We have to find the integral of f(x) = 3*sin x - 4*(tan x)^2

f(x) = 3*sin x - 4*(tan x)^2

=> 3*sin x - 4*[(sec x)^2 - 1]

Int [ f(x) dx] = Int [3*sin x - 4*[(sec x)^2 - 1]

=> 3*Int [ sin x dx] - 4*Int [ (sec x)^2 dx] + 4* Int [ 1 dx]

=> 3*(- cos x) - 4* tan x + 4*x + C

**The required integral is -3*(cos x) - 4* tan x + 4*x + C**

We'll apply the property of integral to be additive:

Int [3sin x- 4(tan x)^2]dx = Int 3sin x dx - Int 4(tan x)^2 dx (*)

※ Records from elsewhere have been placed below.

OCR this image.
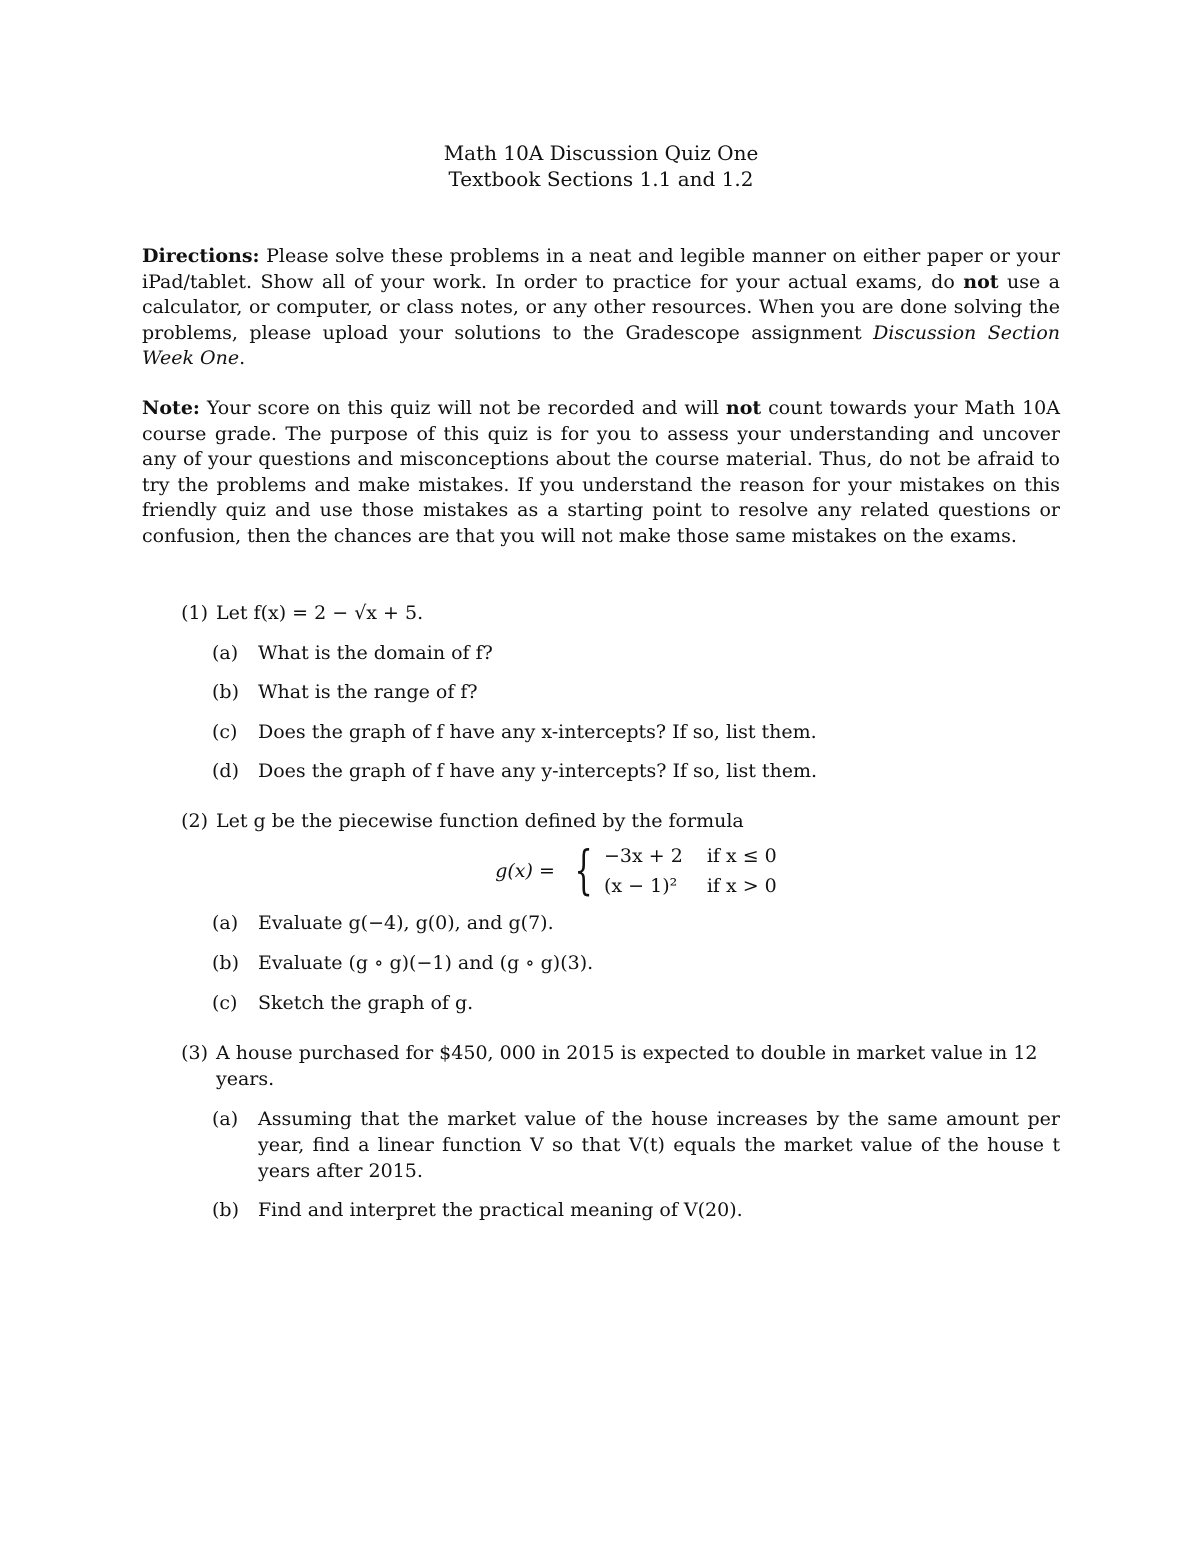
Math 10A Discussion Quiz One
Textbook Sections 1.1 and 1.2

Directions: Please solve these problems in a neat and legible manner on either paper or your iPad/tablet. Show all of your work. In order to practice for your actual exams, do not use a calculator, or computer, or class notes, or any other resources. When you are done solving the problems, please upload your solutions to the Gradescope assignment Discussion Section Week One.

Note: Your score on this quiz will not be recorded and will not count towards your Math 10A course grade. The purpose of this quiz is for you to assess your understanding and uncover any of your questions and misconceptions about the course material. Thus, do not be afraid to try the problems and make mistakes. If you understand the reason for your mistakes on this friendly quiz and use those mistakes as a starting point to resolve any related questions or confusion, then the chances are that you will not make those same mistakes on the exams.

(1) Let f(x) = 2 − √x + 5.
(a)	What is the domain of f?
(b)	What is the range of f?
(c)	Does the graph of f have any x-intercepts? If so, list them.
(d)	Does the graph of f have any y-intercepts? If so, list them.
(2) Let g be the piecewise function defined by the formula
g(x) = { −3x + 2 if x ≤ 0
(x − 1)² if x > 0
(a)	Evaluate g(−4), g(0), and g(7).
(b)	Evaluate (g ∘ g)(−1) and (g ∘ g)(3).
(c)	Sketch the graph of g.
(3) A house purchased for $450, 000 in 2015 is expected to double in market value in 12 years.
(a)	Assuming that the market value of the house increases by the same amount per year, find a linear function V so that V(t) equals the market value of the house t years after 2015.
(b)	Find and interpret the practical meaning of V(20).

We'll solve the first integral from the right side:

Int 3sin dx = 3Int sin x dx= -3 cos x + C (1)

Int 4(tan x)^2 dx = 4Int [(sec x)^2 - 1]dx

4Int [(sec x)^2 - 1]dx = 4Int (sec x)^2 dx - 4Int dx

4Int [(sec x)^2 - 1]dx = 4 tan x - 4x + C (2)

We'll substitute (1) and (2) in (*):

Int [3sin x- 4(tan x)^2]dx = -3 cos x- 4 tan x + 4x + C

**The anti-derivative of the trigonometric function 3sin x- 4(tan x)^2 is Int [3sin x- 4(tan x)^2]dx = -3 cos x- 4 tan x + 4x + C.**